Près d'une semaine après les intempéries de grêle qui ont frappé la Savoie, les viticulteurs utilisent des drones pour dresser un état des lieux précis des nombreux dégâts dans leurs exploitations. La région va débloquer un million d'euros d'aide supplémentaire pour le secteur viticole.

A 25 mètres au-dessus des vignes, les drones permettent de recenser précisément les dégâts causés par la grêle dans les exploitations.
A 25 mètres au-dessus des vignes, les drones permettent de recenser précisément les dégâts causés par la grêle dans les exploitations. © Radio France - Julie Pacaud

Saint-Baldoph, France

Près d'une semaine après les intempéries de grêle qui ont frappé la Savoie, les viticulteurs font appel aux drones pour dresser un état des lieux détaillé des nombreux dégâts dans leurs exploitations. Dans le vignoble d'Apremont, une zone de 200 hectares a été très impactée à l'instar de la parcelle de Laurent Cochet, vigneron à Saint-Baldoph. "Je suis autour de 90% de perte, c'est une année blanche," explique-t-il, dépité. Alors pour constater l'étendue des dégâts, l'entreprise Drone Process s'est rendue sur son vignoble avec un drone. En quelques minutes, l'engin équipé d'une caméra et d'un appareil photo prend quelques 200 à 250 clichés très précis de la parcelle. "L'idée c'est vraiment de quadriller le terrain" explique Thierry Coffinet, le responsable développement de l'entreprise. Chacune des photos prises est ainsi géo-référencée et il est ensuite possible de zoomer sur chaque centimètre carré de la vigne de façon à pouvoir constater les dégâts occasionnés par la grêle.

Pas d'indemnisation malgré l'état de catastrophe naturelle décrété

Si le ministre de l'agriculture Didier Guillaume a annoncé ce jeudi que l'état de catastrophe naturelle allait être reconnu dans 20 à 25 communes en Ardèche, dans la Drôme, en Isère, en Savoie et Haute-Savoie, Laurent Cochet n'est pas pour autant rassuré. "L'état de catastrophe naturelle c'est pour déclencher les assurances, or la plupart des viticulteurs ne sont pas assurés car cela coûte trop cher," déplore le vigneron qui attend une aide spécifique de l'Etat ou des mesures en interne de compensation entre exploitations. D'autant plus que, si la récolte 2019 est gâchée, les récoltes futures ne sont pas assurées.

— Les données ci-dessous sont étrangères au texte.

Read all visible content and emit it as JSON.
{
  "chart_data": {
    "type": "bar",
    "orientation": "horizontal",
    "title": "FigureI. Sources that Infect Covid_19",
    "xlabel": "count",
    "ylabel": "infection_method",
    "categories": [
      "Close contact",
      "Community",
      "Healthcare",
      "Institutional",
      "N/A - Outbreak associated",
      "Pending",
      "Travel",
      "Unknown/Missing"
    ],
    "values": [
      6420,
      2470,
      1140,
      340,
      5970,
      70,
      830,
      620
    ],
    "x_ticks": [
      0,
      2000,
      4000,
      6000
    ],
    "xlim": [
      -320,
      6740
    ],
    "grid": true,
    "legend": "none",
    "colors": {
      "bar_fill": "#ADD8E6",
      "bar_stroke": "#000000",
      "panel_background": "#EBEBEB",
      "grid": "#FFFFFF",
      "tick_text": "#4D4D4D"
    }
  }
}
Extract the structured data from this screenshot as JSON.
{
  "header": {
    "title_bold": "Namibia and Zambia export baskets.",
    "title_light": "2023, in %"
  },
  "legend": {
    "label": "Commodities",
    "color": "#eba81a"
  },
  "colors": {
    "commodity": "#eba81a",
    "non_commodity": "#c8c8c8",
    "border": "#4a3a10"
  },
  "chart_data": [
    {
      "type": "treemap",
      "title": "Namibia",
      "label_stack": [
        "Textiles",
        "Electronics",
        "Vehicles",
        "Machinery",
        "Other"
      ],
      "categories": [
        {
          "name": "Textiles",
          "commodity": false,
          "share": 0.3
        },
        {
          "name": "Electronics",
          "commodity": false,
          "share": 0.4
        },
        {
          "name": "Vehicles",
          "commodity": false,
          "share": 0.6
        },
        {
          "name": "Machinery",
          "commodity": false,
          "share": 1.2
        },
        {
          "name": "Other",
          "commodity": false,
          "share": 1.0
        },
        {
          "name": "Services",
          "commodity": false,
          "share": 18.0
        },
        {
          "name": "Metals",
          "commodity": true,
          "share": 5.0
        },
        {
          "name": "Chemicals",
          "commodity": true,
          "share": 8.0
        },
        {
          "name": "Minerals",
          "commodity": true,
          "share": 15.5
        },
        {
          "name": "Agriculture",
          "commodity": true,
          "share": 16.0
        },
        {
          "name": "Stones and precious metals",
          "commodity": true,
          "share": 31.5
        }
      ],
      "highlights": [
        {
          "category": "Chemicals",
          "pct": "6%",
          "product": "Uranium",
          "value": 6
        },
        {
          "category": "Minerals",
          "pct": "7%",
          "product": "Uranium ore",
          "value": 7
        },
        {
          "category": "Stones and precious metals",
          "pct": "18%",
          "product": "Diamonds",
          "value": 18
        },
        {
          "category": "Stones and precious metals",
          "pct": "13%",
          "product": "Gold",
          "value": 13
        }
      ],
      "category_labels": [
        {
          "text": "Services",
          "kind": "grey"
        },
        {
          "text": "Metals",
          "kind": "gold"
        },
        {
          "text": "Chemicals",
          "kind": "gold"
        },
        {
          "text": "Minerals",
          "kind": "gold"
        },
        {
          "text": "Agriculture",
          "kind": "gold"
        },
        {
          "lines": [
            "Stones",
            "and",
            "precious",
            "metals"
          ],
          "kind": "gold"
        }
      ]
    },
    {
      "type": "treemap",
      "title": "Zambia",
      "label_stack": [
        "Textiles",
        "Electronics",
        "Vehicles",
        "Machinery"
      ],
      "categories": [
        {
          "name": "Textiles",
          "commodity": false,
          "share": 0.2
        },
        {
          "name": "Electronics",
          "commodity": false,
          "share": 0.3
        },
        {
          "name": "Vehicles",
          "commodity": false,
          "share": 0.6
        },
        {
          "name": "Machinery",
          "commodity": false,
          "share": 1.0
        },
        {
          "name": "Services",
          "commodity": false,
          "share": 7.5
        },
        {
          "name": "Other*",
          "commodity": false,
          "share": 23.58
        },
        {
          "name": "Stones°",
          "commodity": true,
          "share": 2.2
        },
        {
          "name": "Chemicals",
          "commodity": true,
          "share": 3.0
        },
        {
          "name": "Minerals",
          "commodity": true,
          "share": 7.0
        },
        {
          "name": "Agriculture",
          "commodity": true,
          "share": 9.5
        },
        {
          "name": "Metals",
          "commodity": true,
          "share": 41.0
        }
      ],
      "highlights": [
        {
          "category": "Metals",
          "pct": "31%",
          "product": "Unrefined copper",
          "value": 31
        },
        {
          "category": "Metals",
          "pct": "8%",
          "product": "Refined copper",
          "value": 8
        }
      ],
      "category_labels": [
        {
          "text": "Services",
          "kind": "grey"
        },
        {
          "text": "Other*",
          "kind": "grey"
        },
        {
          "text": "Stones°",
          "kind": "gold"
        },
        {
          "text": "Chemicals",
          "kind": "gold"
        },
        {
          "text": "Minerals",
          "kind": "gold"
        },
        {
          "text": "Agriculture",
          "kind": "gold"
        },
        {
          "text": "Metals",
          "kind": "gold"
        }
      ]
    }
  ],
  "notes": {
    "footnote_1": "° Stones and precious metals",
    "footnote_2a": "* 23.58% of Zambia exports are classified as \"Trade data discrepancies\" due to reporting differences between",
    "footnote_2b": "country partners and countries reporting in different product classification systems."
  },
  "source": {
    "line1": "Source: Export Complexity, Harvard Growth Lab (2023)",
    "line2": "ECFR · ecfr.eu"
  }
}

Les feuilles, les grappes et le bois :  c'est l'ensemble de la vigne qui est durement touchée. "On ne sait pas comment la vigne va se comporter dans les années à venir... on navigue à vue," ajoute Laurent Cochet. 

Un million d'euros d'aide supplémentaire pour le secteur viticole

Des intempéries qui arrivent dans un contexte d'embellie pour les vignerons de Savoie. "On sort d'une période où les cours des vins de Savoie étaient assez bas, cette année ils remontaient un peu, et on n'avait pas besoin d'un coup de grêle comme ça pour nous affaiblir encore plus," s'agace Franck Masson, vigneron et élu au syndicat régional des vins de Savoie. "On avait peu de revenus cette année et on n'en aura pas l'année prochaine." En visite dans le vignoble d'Apremont, le président de région Laurent Wauquiez a annoncé la mise en place d’une dotation spéciale d’un million d’euros pour le secteur viticole, en plus des 5 millions d’euros d'aide d'urgence aux agriculteurs annoncé en début de semaine.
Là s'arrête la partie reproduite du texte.